PITTSBURGH – The U.S. District Court for the Western District of Pennsylvania has granted Mildon Bus Lines' motion for summary judgment, saying plaintiff Community Vocational Schools of Pittsburgh failed to provide enough evidence for its Telephone Consumer Protect Act lawsuit.
According to the memorandum opinion written by U.S. District Judge Joy Flowers Conti, Community Vocational Schools claims that Mildon’s representatives faxed an unsolicited advertisement to it on Jan. 11, 2006.
After the lawsuit was filed, the opinion says Erie Insurance Exchange filed a separate suit against Mildon and the school “concerning insurance coverage with respect to this action.”
The litigation was stayed when Mildon filed bankruptcy on July 27, 2010, according to the opinion, but the bankruptcy court granted Erie relief from the stay to prosecute the insurance coverage lawsuit.
After Mildon’s bankruptcy case ended and a motion for summary judgment in the Erie case was denied, “this court lifted the stay and reopened the case” filed by the Community Vocational Schools on Nov. 22, 2016, the opinion said.
The court said the TCPA dispute arose when Caroline and Joel Abraham, who do business as Business-to-Business Solutions, were hired by Mildon in January 2006 to fax 5,000 advertisements on behalf of the bus company.
“Mildon, however, never received any documentation from B2B that the fax campaign had occurred,” the opinion said.
Community Vocational Schools said its lawyers did find a copy of a faxed ad as part of a separate lawsuit.
In addition, the opinion said the Community Vocational did not have a fax log that could have proven receipt of the fax allegedly sent by Mildon, and “Community Vocational Schools does not have the physical copy of the facsimile that it purportedly received, even though it was collecting faxes for the purpose of bringing an action, and did not keep its facsimile machine either.”
However, the court said an expert that testified in the case “indicated that he ‘believes’ that the fax advertisement was successfully transmitted based on the source code and logs contained on the hard drive that confirm through a positive-confirmation process that a one-page fax went through with no error detected or recorded.”
In its request for summary judgment, the opinion said Mildon argued that “Community Vocational Schools lacks standing because Community Vocational Schools cannot prove that it sustained a concrete injury that falls within the zone of interest sought to be protected by the TCPA.”

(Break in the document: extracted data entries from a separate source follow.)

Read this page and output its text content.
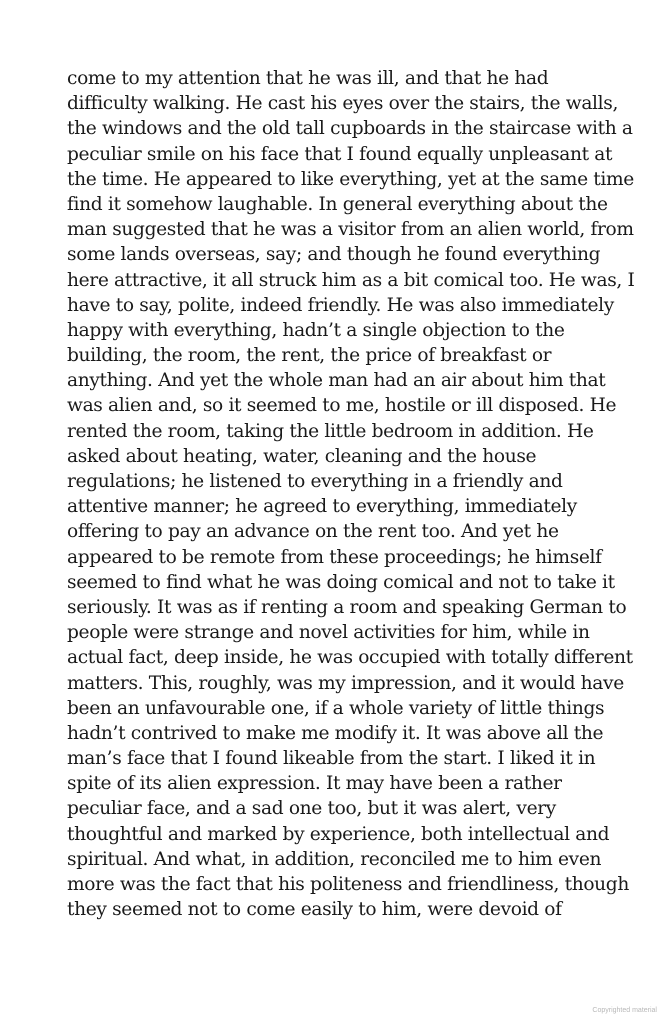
come to my attention that he was ill, and that he had
difficulty walking. He cast his eyes over the stairs, the walls,
the windows and the old tall cupboards in the staircase with a
peculiar smile on his face that I found equally unpleasant at
the time. He appeared to like everything, yet at the same time
find it somehow laughable. In general everything about the
man suggested that he was a visitor from an alien world, from
some lands overseas, say; and though he found everything
here attractive, it all struck him as a bit comical too. He was, I
have to say, polite, indeed friendly. He was also immediately
happy with everything, hadn’t a single objection to the
building, the room, the rent, the price of breakfast or
anything. And yet the whole man had an air about him that
was alien and, so it seemed to me, hostile or ill disposed. He
rented the room, taking the little bedroom in addition. He
asked about heating, water, cleaning and the house
regulations; he listened to everything in a friendly and
attentive manner; he agreed to everything, immediately
offering to pay an advance on the rent too. And yet he
appeared to be remote from these proceedings; he himself
seemed to find what he was doing comical and not to take it
seriously. It was as if renting a room and speaking German to
people were strange and novel activities for him, while in
actual fact, deep inside, he was occupied with totally different
matters. This, roughly, was my impression, and it would have
been an unfavourable one, if a whole variety of little things
hadn’t contrived to make me modify it. It was above all the
man’s face that I found likeable from the start. I liked it in
spite of its alien expression. It may have been a rather
peculiar face, and a sad one too, but it was alert, very
thoughtful and marked by experience, both intellectual and
spiritual. And what, in addition, reconciled me to him even
more was the fact that his politeness and friendliness, though
they seemed not to come easily to him, were devoid of
Copyrighted material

Mildon also cited the fact that Community Vocational Schools could not prove that the fax in question had been received as grounds for a ruling in its favor, the court said.
Conti agreed with the defendant.
“The court must conclude that there is insufficient evidence for a reasonable jury to find that B2B’s facsimile machine was used on behalf of Mildon to send one or more faxes of an unsolicited advertisement to Community Vocational Schools’ telephone fax machine or to find that a transmission constituting an unsolicited advertisement was received by Community Vocational Schools in violation of the TCPA,” the opinion said.